Denn benehmen können sich die Mitglieder dieser Protestbewegung sehr wohl, das haben sie in der vergangenen Nacht immer wieder bewiesen. Vertrieben aus dem Park, in dem sie seit Wochen den friedlichen Widerstand organisiert haben, zusammengepfercht in einem von schwer bewaffneten Polizisten umzingelten Hotel, immer wieder attackiert von Reizgas und Wasserwerfern, haben sie meist die Ruhe bewahrt, haben sich gegenseitig geholfen und wieder aufgebaut.

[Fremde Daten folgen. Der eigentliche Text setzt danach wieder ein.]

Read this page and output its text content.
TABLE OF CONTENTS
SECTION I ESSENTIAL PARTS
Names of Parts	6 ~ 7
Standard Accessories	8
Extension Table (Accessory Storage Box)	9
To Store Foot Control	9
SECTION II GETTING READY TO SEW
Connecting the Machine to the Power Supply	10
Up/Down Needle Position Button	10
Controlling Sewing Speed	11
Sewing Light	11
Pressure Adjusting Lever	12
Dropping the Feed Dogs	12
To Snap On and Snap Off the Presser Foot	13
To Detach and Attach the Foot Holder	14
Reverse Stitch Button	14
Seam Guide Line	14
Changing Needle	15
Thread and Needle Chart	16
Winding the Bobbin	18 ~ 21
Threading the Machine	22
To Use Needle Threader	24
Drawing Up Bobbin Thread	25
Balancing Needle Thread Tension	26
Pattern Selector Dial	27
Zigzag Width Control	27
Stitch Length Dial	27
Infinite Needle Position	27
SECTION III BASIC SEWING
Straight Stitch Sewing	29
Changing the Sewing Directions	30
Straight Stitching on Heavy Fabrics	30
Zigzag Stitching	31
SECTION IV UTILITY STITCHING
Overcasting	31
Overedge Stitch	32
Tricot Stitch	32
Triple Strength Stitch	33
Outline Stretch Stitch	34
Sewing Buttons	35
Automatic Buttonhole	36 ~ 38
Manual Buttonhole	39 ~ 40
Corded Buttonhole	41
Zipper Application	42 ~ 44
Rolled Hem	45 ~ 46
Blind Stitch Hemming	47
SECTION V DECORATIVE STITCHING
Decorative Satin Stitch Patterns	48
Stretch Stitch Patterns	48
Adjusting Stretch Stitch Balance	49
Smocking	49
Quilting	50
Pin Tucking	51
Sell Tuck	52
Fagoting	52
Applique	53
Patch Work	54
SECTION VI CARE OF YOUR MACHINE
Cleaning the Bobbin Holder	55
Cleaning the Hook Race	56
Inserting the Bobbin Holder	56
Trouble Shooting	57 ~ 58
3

Die Aktivisten bewiesen Organisationstalent

Sie haben geteilt, was sie bei sich hatten, und so viel Organisations- und Krisentalent bewiesen, dass die Nacht ohne allzu große Katastrophen zu Ende gehen konnte. Viele Plastikpatronen sind gestern Nacht durch die Luft geflogen. Die Demonstranten wussten genau, dass sie es auf eine Eskalation nicht ankommen lassen durften. Natürlich gab es etliche Verletzte, einige sind auch schwer verletzt, doch es hätte alles noch viel, viel schlimmer kommen können.

Die lange Nacht im Divan-Hotel begann gegen halb zehn Uhr abends, kurz nachdem die Polizei den besetzten Gezi-Park gewaltsam geräumt und die Demonstranten rausgetrieben hatte. Eine knappe Stunde vorher herrschte noch Volksfeststimmung im Park, Tausende von Menschen, darunter viele Kinder und alte Menschen, feierten ausgelassen bei Livemusik. Dann kamen die Gasgranaten, Gummigeschosse und Wasserwerfer.

Am Samstag luden taz und das Berliner „Haus der Kulturen der Welt“ zur Podiumsdiskussion „Vom Taksim bis nach Iskenderun - Vereint im Protest, gespalten in der Politik“. Türkische Wissenschaftler erörterten die verschiedenen Beweggründe für die Proteste und deren Verlauf.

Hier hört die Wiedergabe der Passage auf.